Лицо моей девочки не выражало ни боли, ни мук. В усталых складках около рта теплились последние признаки жизни. Губы, приоткрытые, словно для улыбки, обнажали ряд жемчужных зубов. Бедняжка! Это красивое личико делало меня счастливой все время, начиная с той минуты, когда я впервые увидела его в мрачной школе Зейнилер.
Птицы по-прежнему щебетали за окном. Граммофон продолжал наигрывать. Солнечные лучи пробивались сквозь листву деревьев и окрашивали бескровное детское лицо в светло-розовый цвет, похожий на золотистую пыльцу, какая остается на пальцах, державших за крылья бабочку. Солнце переливалось в рыжих локонах, упавших на лоб девочки.

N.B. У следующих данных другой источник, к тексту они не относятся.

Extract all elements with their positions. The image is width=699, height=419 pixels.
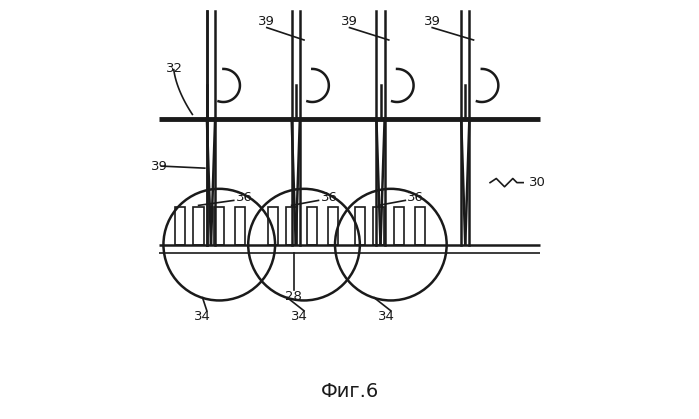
Text: 34: 34 <box>378 310 395 323</box>
Text: 39: 39 <box>259 15 275 28</box>
FancyBboxPatch shape <box>194 207 204 245</box>
FancyBboxPatch shape <box>307 207 317 245</box>
FancyBboxPatch shape <box>354 207 365 245</box>
FancyBboxPatch shape <box>287 207 297 245</box>
FancyBboxPatch shape <box>394 207 404 245</box>
FancyBboxPatch shape <box>328 207 338 245</box>
Text: 28: 28 <box>285 290 302 303</box>
Text: 39: 39 <box>341 15 358 28</box>
Text: 36: 36 <box>408 191 424 204</box>
Text: 39: 39 <box>424 15 440 28</box>
Text: 34: 34 <box>291 310 308 323</box>
Text: 39: 39 <box>151 160 168 173</box>
Text: 32: 32 <box>166 62 182 75</box>
FancyBboxPatch shape <box>235 207 245 245</box>
FancyBboxPatch shape <box>373 207 384 245</box>
FancyBboxPatch shape <box>214 207 224 245</box>
Text: 36: 36 <box>321 191 338 204</box>
Text: 34: 34 <box>194 310 211 323</box>
Text: 30: 30 <box>529 176 546 189</box>
FancyBboxPatch shape <box>415 207 425 245</box>
Text: Фиг.6: Фиг.6 <box>320 382 379 401</box>
Text: 36: 36 <box>236 191 252 204</box>
FancyBboxPatch shape <box>175 207 185 245</box>
FancyBboxPatch shape <box>268 207 278 245</box>
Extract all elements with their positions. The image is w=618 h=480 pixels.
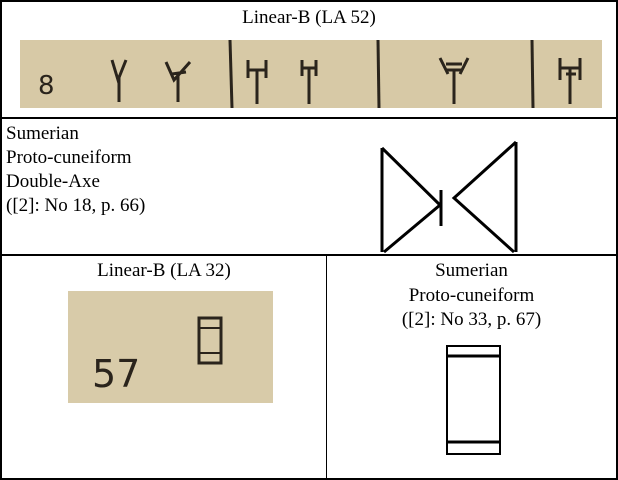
cell-line: Sumerian (6, 123, 79, 144)
photo-tablet (68, 291, 273, 403)
photo-strip (20, 40, 602, 108)
cell-line: Proto-cuneiform (408, 285, 535, 306)
cell-line: Proto-cuneiform (6, 147, 132, 168)
cell-line: Sumerian (435, 260, 508, 281)
linear-b-glyph (197, 316, 223, 365)
cell-line: ([2]: No 33, p. 67) (401, 309, 542, 330)
double-axe-glyph (380, 140, 518, 254)
linear-b-glyphs (110, 39, 582, 109)
proto-cuneiform-glyph (446, 345, 501, 455)
image-label: 8 (38, 71, 55, 101)
cell-title: Linear-B (LA 32) (97, 260, 231, 281)
image-label: 57 (92, 352, 141, 396)
cell-line: ([2]: No 18, p. 66) (6, 195, 146, 216)
cell-line: Double-Axe (6, 171, 100, 192)
cell-title: Linear-B (LA 52) (242, 7, 376, 28)
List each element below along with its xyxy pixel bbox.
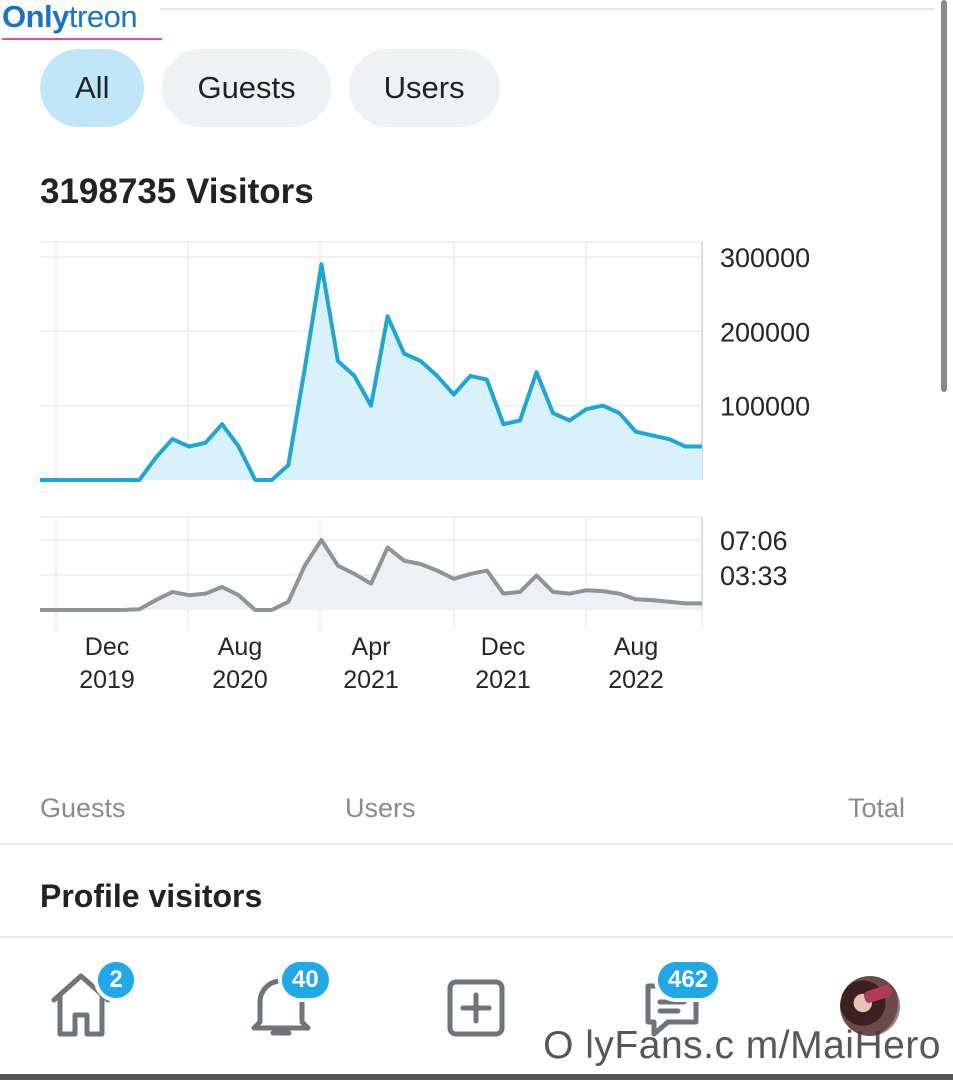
home-badge: 2: [94, 958, 138, 1002]
visitors-y-tick: 200000: [720, 317, 810, 347]
messages-badge: 462: [654, 958, 723, 1002]
duration-line: [40, 538, 702, 612]
x-tick-year: 2021: [343, 666, 399, 694]
duration-chart-grid: [40, 516, 703, 630]
filter-tabs: All Guests Users: [40, 49, 500, 127]
scrollbar[interactable]: [941, 0, 947, 392]
x-tick-month: Dec: [85, 633, 129, 661]
section-divider: [0, 843, 953, 845]
visitors-total-heading: 3198735 Visitors: [40, 172, 314, 211]
duration-y-tick: 07:06: [720, 526, 788, 556]
x-tick-year: 2022: [608, 666, 664, 694]
x-tick-year: 2020: [212, 666, 268, 694]
top-divider: [160, 8, 935, 10]
tab-users[interactable]: Users: [348, 49, 500, 127]
duration-y-ticks: 07:06 03:33: [720, 526, 788, 591]
watermark-text: O lyFans.c m/MaiHero: [543, 1024, 941, 1067]
watermark-logo: Onlytreon: [2, 0, 162, 40]
watermark-logo-part1: Only: [2, 0, 69, 34]
duration-area: [40, 540, 702, 610]
x-tick-month: Dec: [481, 633, 525, 661]
duration-y-tick: 03:33: [720, 561, 788, 591]
tab-all[interactable]: All: [40, 49, 145, 127]
visitors-y-tick: 300000: [720, 243, 810, 273]
x-tick-month: Aug: [218, 633, 262, 661]
statistics-chart: 300000 200000 100000 07:06 03:33 Dec 2019 Aug…: [40, 241, 810, 694]
x-tick-year: 2021: [475, 666, 531, 694]
notifications-badge: 40: [278, 958, 333, 1002]
visitors-y-tick: 100000: [720, 392, 810, 422]
add-post-icon: [447, 979, 505, 1037]
watermark-logo-part2: treon: [68, 0, 138, 34]
visitors-line: [40, 262, 702, 482]
tab-guests[interactable]: Guests: [162, 49, 331, 127]
visitors-area: [40, 264, 702, 480]
bottom-bar: [0, 1074, 953, 1080]
legend-guests[interactable]: Guests: [40, 793, 126, 823]
bottom-navigation: 2 40 462: [0, 940, 953, 1080]
nav-new-post[interactable]: [446, 978, 506, 1043]
legend-total[interactable]: Total: [848, 793, 906, 823]
x-tick-month: Aug: [614, 633, 658, 661]
x-axis-ticks: Dec 2019 Aug 2020 Apr 2021 Dec 2021 Aug 2022: [79, 633, 664, 694]
profile-visitors-heading: Profile visitors: [40, 878, 263, 914]
avatar[interactable]: [840, 976, 900, 1036]
navbar-divider: [0, 936, 953, 938]
x-tick-month: Apr: [352, 633, 391, 661]
visitors-y-ticks: 300000 200000 100000: [720, 243, 810, 422]
x-tick-year: 2019: [79, 666, 135, 694]
legend-users[interactable]: Users: [345, 793, 416, 823]
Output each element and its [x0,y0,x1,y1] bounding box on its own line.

Я не закричала, не забилась, не бросилась к ней. Сомкнув руки вокруг шеи старого доктора, прижавшись головой к его плечу, я, как зачарованная, с болью в сердце, любовалась этой необыкновенной красотой.
Смерть осторожно подкрадывалась к моей крошке и, стараясь не разбудить ее, нежно, как мать, поцеловала в лоб и губы.
Врачи подошли к кровати. Один откинул край шелкового одеяла и поднес шприц к обнаженной руке Мунисэ.
Хайруллах-бей повернулся боком, чтобы я не видела всю эту процедуру.
— Одеколону, немного одеколону… — сказал молодой доктор.
Хайруллах-бей кивнул головой на полку.
А птицы все щебетали и щебетали. Весело играл граммофон.
Вдруг в комнате резко запахло розовым маслом. Видимо, одеколон не нашли.
Розовое масло… Я сердилась и отнимала его у моей девочки. Неужели в благодарность за то счастье, которое она мне дарила, я, бессердечная, ревновала к ее любимому запаху.
— Доктор-бей, вылейте весь флакон на постель… — простонала я. — Моя крошка умрет спокойней, если будет дышать этим ароматом.
Старый доктор гладил мои волосы и говорил:
— Ступай, Феридэ, ступай, дитя мое… Давай уйдем.
Я хотела в последний раз поцеловать Мунисэ. Но не осмелилась. Девочка иногда целовала мои ладони. Я тоже взяла ее голую руку и покрыла поцелуями бедную сморщенную ладошку. Я благодарила девочку за все добро, которое она сделала своей «абаджиим».
Больше я не видела Мунисэ. Меня увели, уложили в постель и оставили одну.
Я дрожала, обливаясь холодным потом. Острый запах розового масла разливался по всему дому, волной захлестывал меня, мешал дышать. Казалось, на свете существуют только этот терпкий запах, этот неяркий свет угасающего дня и щебетанье птиц. Часы тянулись медленно, как годы. Наконец пришли сумерки… Перед глазами стояла Мунисэ, одетая в лохмотья, дрожащая от холода, как в ту темную вьюжную ночь, когда мы нашли ее у порога нашей школы в Зейнилер. Я слышала, как она скребется в дверь и стонет тоненьким голоском под завывание снежной бури.